Zuschauer, Stadien und Eintrittskarten
Ein bedeutendes Fußball-Event wie beispielsweise die Fußball-Europameisterschaft verlangt nach einer atemberaubenden Kulisse sowie großartigen Schauplätzen. So wurden im Vorfeld der UEFA EURO 2008 jene Stadien, in welchen die einzelnen Spiele vom 7. bis 29 Juni 2008 stattfanden, für eine Summe von rund 900 Millionen Euro umgebaut, saniert, erweitert, ausgebaut oder völlig neu errichtet. Insgesamt fanden die 31 Endrundenspiele in acht unterschiedlichen Stadien Österreichs und der Schweiz statt – wir sprechen hierbei von Endrundenspielen, die von rund 1,14 Millionen Zuschauern verfolgt wurden. Sämtliche Spiele waren bist auf den letzten Platz ausverkauft.
870.100 Eintrittskarten, d.h. 77 Prozent, standen zum öffentlichen Verkauf zur Verfügung. Die restlichen rund 259.900 Karten waren für Sponsoren, Vertreter der 52 UEFA Mitgliedsverbände, Medien, die UEFA und das Hospitality-Programm bestimmt. Von diesen soeben erwähnten 259.900 Tickets wurden in etwa 169.500 an offizielle Werbepartner der UEFA EURO 2008 ausgegeben. Von jenen Eintrittskarten, die in die Phase des öffentlichen Verkaufs gelangten, wurden rund 418.000 Stück bereits Ende April 2007 unter allen sich beworbenen Interessenten verlost.
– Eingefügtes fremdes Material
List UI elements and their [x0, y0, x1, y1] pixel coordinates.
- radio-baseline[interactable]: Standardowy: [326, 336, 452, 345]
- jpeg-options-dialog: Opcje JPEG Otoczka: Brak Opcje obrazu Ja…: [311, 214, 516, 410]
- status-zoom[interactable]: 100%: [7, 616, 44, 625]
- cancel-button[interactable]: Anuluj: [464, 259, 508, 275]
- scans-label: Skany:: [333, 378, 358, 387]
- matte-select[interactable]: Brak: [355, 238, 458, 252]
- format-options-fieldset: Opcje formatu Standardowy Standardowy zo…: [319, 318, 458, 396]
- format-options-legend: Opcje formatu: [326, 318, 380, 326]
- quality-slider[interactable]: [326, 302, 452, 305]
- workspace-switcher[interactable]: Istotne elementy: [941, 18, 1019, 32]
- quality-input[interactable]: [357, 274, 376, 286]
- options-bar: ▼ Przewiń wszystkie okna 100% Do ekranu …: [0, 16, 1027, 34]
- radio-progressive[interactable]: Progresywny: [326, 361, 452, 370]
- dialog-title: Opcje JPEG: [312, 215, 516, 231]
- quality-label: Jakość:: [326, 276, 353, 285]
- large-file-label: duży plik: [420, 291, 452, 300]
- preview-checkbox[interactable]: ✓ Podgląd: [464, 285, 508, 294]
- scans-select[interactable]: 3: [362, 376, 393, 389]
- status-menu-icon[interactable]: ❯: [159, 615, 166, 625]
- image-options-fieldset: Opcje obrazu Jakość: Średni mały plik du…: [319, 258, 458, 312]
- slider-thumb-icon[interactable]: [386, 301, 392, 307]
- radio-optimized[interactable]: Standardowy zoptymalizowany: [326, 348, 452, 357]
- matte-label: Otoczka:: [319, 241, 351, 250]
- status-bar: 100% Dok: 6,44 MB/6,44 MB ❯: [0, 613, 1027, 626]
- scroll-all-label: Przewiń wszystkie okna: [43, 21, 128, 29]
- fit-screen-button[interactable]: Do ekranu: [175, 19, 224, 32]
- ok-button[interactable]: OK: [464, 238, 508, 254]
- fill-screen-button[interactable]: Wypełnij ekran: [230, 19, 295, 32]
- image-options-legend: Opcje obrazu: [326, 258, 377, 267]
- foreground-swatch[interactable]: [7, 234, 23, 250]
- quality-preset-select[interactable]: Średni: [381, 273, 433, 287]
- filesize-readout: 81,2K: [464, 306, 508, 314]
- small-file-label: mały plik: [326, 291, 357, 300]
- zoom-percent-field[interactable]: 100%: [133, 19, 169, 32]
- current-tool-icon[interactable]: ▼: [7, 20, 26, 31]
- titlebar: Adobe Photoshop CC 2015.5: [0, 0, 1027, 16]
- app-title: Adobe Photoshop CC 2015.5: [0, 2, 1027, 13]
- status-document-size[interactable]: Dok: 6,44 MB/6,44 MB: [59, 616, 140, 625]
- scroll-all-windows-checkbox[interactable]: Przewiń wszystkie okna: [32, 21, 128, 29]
Die Bewerbungen erfolgten über die offizielle Internetseite der UEFA EURO 2008.
Was die Preise der Eintrittskarten betrifft, so sei hierbei festgehalten, dass die regulären Preise für die günstigsten Tickets bei 45 Euro lagen. Dieser Preis galt für einen Besuch eines Vorrundenspiels auf einem Platz der niedrigsten Preiskategorie. Die günstigsten Preise für eine Endspielkarte betrugen 160 Euro, die teuersten Plätze schlugen mit 550 Euro zu Buche. Hierbei sei weiters angemerkt, dass die UEFA den Weiterverkauf der Eintrittskarten, z.B. durch personalisierte Tickets, unterbinden wollte. Trotz allem jedoch betrugen die Schwarzmarktpreise der Karten für die Fußball-Europameisterschaft 2008 ein Vielfaches der regulären Ticketpreise.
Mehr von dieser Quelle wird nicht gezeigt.